How often had the Father of Our Country seen Plebes offering ruptured cakes? If I hadn’t taken the Confucian position to his side, it would look as if he were reaching for the cake. I wondered if Washington had ever seen an Oriental in the span of his rich life. I wondered how he felt about a Chinese West Point cadet. Would true acceptance here mean that I would look at Washington and think only American thoughts, and not think of old Chinese ways?

The late-summer day embraced me. The emerging oranges and yellows of the valley soothed the memory of the abusive din of the mess hall. The wind whipped the flags and flag cords. The pleasure of being alone and so near the river overcame the awkwardness of conversing with a cold and unresponsive mass of melted metals forged into the shape of an unreachable father.
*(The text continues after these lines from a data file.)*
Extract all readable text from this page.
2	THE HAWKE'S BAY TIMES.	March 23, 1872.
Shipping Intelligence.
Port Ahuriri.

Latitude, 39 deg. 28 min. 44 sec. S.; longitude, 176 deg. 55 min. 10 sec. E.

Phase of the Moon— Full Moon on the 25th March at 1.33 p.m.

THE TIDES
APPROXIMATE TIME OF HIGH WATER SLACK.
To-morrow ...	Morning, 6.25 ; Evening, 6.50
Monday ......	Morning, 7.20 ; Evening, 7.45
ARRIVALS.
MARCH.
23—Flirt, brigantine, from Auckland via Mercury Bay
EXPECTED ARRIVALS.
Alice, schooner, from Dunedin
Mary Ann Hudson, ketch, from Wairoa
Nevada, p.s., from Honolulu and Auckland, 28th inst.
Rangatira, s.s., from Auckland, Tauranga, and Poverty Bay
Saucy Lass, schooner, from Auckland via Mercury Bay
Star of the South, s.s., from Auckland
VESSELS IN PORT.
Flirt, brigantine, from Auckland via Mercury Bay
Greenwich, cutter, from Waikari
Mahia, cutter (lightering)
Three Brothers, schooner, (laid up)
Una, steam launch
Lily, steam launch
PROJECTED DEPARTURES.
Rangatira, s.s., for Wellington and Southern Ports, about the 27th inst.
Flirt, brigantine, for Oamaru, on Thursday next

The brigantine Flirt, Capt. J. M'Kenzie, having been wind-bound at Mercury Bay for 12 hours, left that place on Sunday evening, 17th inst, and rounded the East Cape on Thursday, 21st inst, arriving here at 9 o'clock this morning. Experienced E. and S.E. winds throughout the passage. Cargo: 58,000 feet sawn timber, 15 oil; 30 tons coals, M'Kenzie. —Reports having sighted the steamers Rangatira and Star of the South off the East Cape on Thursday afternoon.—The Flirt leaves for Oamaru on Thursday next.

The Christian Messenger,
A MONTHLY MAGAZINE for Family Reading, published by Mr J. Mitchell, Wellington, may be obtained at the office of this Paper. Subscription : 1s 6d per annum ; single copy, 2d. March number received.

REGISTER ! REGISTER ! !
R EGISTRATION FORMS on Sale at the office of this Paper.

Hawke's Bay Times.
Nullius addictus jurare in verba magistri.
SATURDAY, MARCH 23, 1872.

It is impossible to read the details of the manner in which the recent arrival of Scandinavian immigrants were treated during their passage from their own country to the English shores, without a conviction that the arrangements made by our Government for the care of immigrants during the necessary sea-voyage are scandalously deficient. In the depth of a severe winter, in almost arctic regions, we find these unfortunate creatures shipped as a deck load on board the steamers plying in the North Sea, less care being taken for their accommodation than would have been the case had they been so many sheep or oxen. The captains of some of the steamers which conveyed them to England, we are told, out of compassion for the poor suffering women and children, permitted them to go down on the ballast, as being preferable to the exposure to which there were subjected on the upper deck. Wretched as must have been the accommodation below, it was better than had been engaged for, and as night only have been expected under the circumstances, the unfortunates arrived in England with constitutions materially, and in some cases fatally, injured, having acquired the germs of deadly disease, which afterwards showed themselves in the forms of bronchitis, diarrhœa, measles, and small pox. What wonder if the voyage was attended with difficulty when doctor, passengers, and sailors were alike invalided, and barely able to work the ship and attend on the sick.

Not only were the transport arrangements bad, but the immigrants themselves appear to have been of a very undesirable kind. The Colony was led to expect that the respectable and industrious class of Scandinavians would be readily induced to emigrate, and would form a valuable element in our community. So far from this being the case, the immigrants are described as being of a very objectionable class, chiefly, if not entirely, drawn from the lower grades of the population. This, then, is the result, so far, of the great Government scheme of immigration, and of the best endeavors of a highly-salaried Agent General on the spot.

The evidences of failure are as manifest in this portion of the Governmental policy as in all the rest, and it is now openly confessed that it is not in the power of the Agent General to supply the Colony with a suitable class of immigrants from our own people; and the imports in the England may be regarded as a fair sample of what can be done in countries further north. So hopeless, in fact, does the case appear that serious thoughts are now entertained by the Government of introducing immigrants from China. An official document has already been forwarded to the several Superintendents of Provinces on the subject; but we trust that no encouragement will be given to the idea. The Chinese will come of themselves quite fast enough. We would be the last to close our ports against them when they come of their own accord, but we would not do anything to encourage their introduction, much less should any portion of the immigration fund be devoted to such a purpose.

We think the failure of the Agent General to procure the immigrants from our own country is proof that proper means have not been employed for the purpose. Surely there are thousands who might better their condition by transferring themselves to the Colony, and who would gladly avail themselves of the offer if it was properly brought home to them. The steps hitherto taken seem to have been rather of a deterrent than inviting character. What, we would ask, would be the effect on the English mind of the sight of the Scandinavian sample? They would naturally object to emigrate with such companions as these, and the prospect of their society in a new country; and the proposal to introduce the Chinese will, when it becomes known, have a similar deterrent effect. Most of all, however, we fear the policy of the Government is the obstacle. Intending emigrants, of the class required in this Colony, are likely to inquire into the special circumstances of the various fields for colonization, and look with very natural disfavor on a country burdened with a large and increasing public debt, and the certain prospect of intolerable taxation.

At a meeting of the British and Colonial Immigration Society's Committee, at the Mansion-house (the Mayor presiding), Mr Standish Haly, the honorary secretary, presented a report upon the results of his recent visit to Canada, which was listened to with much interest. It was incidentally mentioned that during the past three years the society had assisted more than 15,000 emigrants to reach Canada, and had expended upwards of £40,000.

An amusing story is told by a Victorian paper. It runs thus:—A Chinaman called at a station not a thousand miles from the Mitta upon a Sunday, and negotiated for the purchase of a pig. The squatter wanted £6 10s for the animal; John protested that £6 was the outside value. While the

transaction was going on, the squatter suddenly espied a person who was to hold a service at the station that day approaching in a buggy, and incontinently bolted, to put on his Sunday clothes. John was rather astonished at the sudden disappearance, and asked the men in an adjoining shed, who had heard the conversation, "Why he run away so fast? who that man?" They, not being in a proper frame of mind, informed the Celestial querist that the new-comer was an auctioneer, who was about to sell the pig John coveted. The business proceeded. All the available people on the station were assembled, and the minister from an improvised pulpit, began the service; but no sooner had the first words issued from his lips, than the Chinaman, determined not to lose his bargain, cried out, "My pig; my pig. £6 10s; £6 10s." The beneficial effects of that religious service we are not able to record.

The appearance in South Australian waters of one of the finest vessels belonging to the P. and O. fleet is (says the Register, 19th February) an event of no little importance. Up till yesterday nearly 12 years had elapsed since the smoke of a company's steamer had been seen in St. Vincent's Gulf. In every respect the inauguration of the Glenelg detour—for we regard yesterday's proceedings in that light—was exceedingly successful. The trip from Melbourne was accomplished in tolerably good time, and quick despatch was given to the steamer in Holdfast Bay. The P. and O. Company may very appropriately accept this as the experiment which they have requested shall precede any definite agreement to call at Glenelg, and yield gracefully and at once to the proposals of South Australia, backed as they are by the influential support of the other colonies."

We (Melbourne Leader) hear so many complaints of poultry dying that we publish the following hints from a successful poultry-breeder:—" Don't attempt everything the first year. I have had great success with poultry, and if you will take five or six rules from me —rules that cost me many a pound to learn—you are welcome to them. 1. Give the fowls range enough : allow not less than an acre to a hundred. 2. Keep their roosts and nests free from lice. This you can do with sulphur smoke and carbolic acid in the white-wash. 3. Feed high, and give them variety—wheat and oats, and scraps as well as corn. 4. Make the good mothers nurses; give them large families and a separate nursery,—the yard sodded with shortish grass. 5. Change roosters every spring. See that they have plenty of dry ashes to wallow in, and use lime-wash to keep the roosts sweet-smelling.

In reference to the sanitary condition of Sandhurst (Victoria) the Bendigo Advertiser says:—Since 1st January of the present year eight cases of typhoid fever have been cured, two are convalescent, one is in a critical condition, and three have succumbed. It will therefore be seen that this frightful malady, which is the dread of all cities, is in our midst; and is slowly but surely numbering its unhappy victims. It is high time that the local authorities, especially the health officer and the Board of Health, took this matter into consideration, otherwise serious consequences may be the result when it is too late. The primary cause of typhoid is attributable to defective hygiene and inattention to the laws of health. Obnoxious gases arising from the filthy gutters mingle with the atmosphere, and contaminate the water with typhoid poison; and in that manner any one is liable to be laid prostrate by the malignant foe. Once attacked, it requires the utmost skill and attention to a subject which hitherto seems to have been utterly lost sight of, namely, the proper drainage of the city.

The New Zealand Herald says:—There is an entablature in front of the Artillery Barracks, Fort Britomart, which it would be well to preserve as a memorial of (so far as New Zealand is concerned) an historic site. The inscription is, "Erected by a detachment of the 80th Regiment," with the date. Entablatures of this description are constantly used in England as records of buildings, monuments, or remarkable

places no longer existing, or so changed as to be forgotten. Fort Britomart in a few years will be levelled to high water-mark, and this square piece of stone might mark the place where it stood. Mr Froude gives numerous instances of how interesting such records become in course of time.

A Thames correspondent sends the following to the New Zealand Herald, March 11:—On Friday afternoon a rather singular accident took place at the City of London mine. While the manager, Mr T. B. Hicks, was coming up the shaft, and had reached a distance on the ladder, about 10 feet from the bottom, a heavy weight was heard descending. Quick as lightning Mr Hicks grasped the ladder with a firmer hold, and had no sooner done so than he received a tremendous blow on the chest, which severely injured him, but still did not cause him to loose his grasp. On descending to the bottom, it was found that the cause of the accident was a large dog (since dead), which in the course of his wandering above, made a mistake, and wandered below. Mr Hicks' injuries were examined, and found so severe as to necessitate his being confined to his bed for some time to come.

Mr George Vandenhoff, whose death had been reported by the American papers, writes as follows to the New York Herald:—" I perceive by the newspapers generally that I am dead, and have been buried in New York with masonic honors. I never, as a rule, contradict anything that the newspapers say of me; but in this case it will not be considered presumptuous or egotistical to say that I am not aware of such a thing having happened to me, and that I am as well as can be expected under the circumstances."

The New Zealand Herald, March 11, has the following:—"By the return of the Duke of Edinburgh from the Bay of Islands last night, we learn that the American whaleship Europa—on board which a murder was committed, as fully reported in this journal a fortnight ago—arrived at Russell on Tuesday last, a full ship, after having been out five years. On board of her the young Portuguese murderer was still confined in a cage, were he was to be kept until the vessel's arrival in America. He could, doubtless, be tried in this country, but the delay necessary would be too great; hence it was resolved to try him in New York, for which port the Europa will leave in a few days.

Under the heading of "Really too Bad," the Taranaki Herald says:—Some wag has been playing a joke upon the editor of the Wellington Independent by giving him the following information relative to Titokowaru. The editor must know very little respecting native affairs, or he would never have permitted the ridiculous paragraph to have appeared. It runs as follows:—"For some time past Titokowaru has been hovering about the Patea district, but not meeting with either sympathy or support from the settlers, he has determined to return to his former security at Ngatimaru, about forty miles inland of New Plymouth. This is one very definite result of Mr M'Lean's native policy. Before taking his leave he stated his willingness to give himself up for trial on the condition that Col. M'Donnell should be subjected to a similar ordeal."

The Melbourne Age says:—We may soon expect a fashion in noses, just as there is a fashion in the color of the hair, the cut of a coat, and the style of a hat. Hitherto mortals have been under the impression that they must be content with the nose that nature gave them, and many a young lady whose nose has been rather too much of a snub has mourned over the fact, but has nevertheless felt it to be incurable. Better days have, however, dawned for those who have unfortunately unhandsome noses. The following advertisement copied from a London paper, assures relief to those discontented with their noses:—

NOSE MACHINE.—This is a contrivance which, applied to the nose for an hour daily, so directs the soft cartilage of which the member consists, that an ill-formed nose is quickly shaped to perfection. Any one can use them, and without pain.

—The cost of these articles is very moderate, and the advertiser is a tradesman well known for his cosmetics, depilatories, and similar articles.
Through tremendous good fortune, Clint Bestier and I had not only been assigned to Company H-I, but also had ended up in
the same room. Our two new roomies were Joey Rensler, a sharp-featured, sun-sensitive, Danny Kaye look-alike from the Bronx, and Bob Lorbus, a big, cheerful, country music-loving, broad-shouldered Kansan who began every sentence with the words, “Hiya, buddy!” I missed Pee Wee, Sonny, and Mike, but they were great friends to have while facing Plebe year.